INA'LIENABLE, a. [L. alieno, alienus.]
Unalienable; that cannot be legally or justly alienated or transferred to another. The dominions of a king are inalienable. All men have certain natural rights which are inalienable. The estate of a minor is inalienable, without a reservation of the right of redemption, or the authority of the legislature.
Sorry to disappoint, Mr. Abbas, but Syria-Palestina was a province of the Roman Empire. After the Roman Empire collapsed, all its subjects are no longer under the Roman Empire's jurisdiction.
The Palestinian Arabs (and mind you, Palestinian Jews) lived in historical Israel, as subjects of the Roman Empire, then Palmyrene Empire, then Roman Empire, then Umayyad Caliphate, then Abbasid Caliphate, then Fatimid Dynasty, then Abbasid Caliphate, then IIkhanate, then the Ottoman Empire from the Middle Ages till 1918. My history is not very good, so I may have missed some more rulers.
The point is, Arabs living in present day Israel and Jordan, well they have been living in the region as subject of all those empires. Once those empires dissolve, their subjects can no longer claim legitimacy of living there because of those empires.
As long as the Ottoman Empire exist, a Ottoman imperial subject can have the inalienable right to live somewhere within the empire by the authority of the Ottoman Empire. But once the Ottoman Empire is dissolved, then people can be moved around.
So, Mr. Abbas, when you say that the Palestinian Arabs have the *inalienable* right to live everywhere in Israel where they lived in 1948, what legitimacy makes you say that? Is is as subject of the Roman Empire? Is is as a subject of the Ottoman Turks Empire? Is it as a colonized subject of the British Empire? Because until 1918, then until 1948, these are the Empires that gave the legitimacy for Arabs to live in the imperial province of "Palestine".
To be really straightforward, and really rude, even though you Arabs like to refer to some area of land as "Palestine", there is no "Palestine" anymore. It was a province of the Roman Empire, then all the successive Empires. As those empires collapsed, so did their imperial provinces. There is no more Armorica, Lugdinensis, Aquitania and Narbonensis, those were Roman provinces, it's now called France. In the same way, nobody even remember the subdivisions of the Mongol Empire, they disappeared when the Mongol Empire collapsed. There is no more Hindustan. That's when the Hindustanis were subjects of the British Empire. It's now called India, Pakistan and Bangladesh. None of those people still call themselves Hindustani, as if they were still a province of some empire.
The British Empire is no more, either. Since, Mr. Abbas is rather insistent about still being subjects of the British Empire, then please remember that British Mandate (colony) of Palestine includes the territory of Israel and Jordan. And all Israelis and Jordanians are Palestinians as well, not just Arabs, and not just the refugees of 1948.

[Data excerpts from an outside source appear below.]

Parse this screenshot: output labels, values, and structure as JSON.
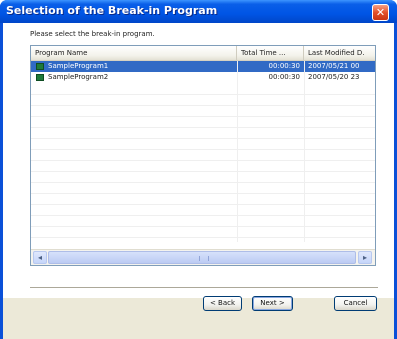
{
  "window": {
    "title": "Selection of the Break-in Program",
    "close_glyph": "✕"
  },
  "prompt": "Please select the break-in program.",
  "list": {
    "columns": [
      "Program Name",
      "Total Time ...",
      "Last Modified D."
    ],
    "rows": [
      {
        "name": "SampleProgram1",
        "total_time": "00:00:30",
        "last_modified": "2007/05/21 00",
        "selected": true,
        "icon": "program-icon"
      },
      {
        "name": "SampleProgram2",
        "total_time": "00:00:30",
        "last_modified": "2007/05/20 23",
        "selected": false,
        "icon": "program-icon"
      }
    ]
  },
  "scrollbar": {
    "left_glyph": "◂",
    "right_glyph": "▸"
  },
  "buttons": {
    "back": "< Back",
    "next": "Next >",
    "cancel": "Cancel"
  },
  "colors": {
    "title_bar": "#0055e5",
    "selection": "#316ac5",
    "dialog_bg": "#ece9d8",
    "close_button": "#e4502a"
  }
}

Any saying of "inalienable" should present what legitimacy you are laying claim on.
If there is no other legitimacy than "used to live there", then the Jews have even earlier and more tangible claim, on the exact same grounds. The Jews lived in JUDEA since Abraham, the first Hebrew. It was the pagan Romans who renamed Judea into "Syria-Palestina" and expelled just about all the Jews, after AD 70. The Jews have inalienable rights to return to where they lived before AD 70, and that include all of Israel back then. (and, by the same sorry logic, the Arabs have the inalienable right to return to Arabia, where they lived before AD 700)
Seriously, I don't even think you are pressing for Jerusalem or "right of return" at all, you are trying to preserve your position and hopefully upgrade it as complete leader of the Palestinian Arabs, so you'd rather the state be formed in your turf, rather than anywhere outside your turf. And the Hamas faction is trying to get the same thing, they want the state to be formed in their turf, and hope Hamas to be the complete leader of the Palestinian Arabs.
When a Palestinian Arab state is formed, there will be a recombining of the populations, and a complete new (and regular) election. This is so that power is spread out among the people, and not permanently concentrated in the hands of a few. Any attempt at consolidating power now is ridiculous. And that's completely not a democratic thinking, it's almost as if both factions were planning to be dictator for life or something. I totally don't relish the idea of the Palestinian Arabs getting themselves "Mexicanned" - that means, "freeing" themselves from foreign rule, only to put their own native elites at the top, with a nominal democracy, but most of the people dirt poor and serving the whims of the top fews. So it's just natives colonizing natives, only the people at the top changed. A typical pattern in developing countries. I know that a first name of "Mohammed" and a last name that is spelled like the Abbasid Caliphate may sound rather glorious to yourself, but the very idea is really dangerous, the idea of 99% of the people subservient to the top 1%. And, a country is rarely made by a name, it takes character and it takes caring about the people as well. And a democracy's leader is better named "Average Arab-Peasant" or something like that, than "Mohammed King".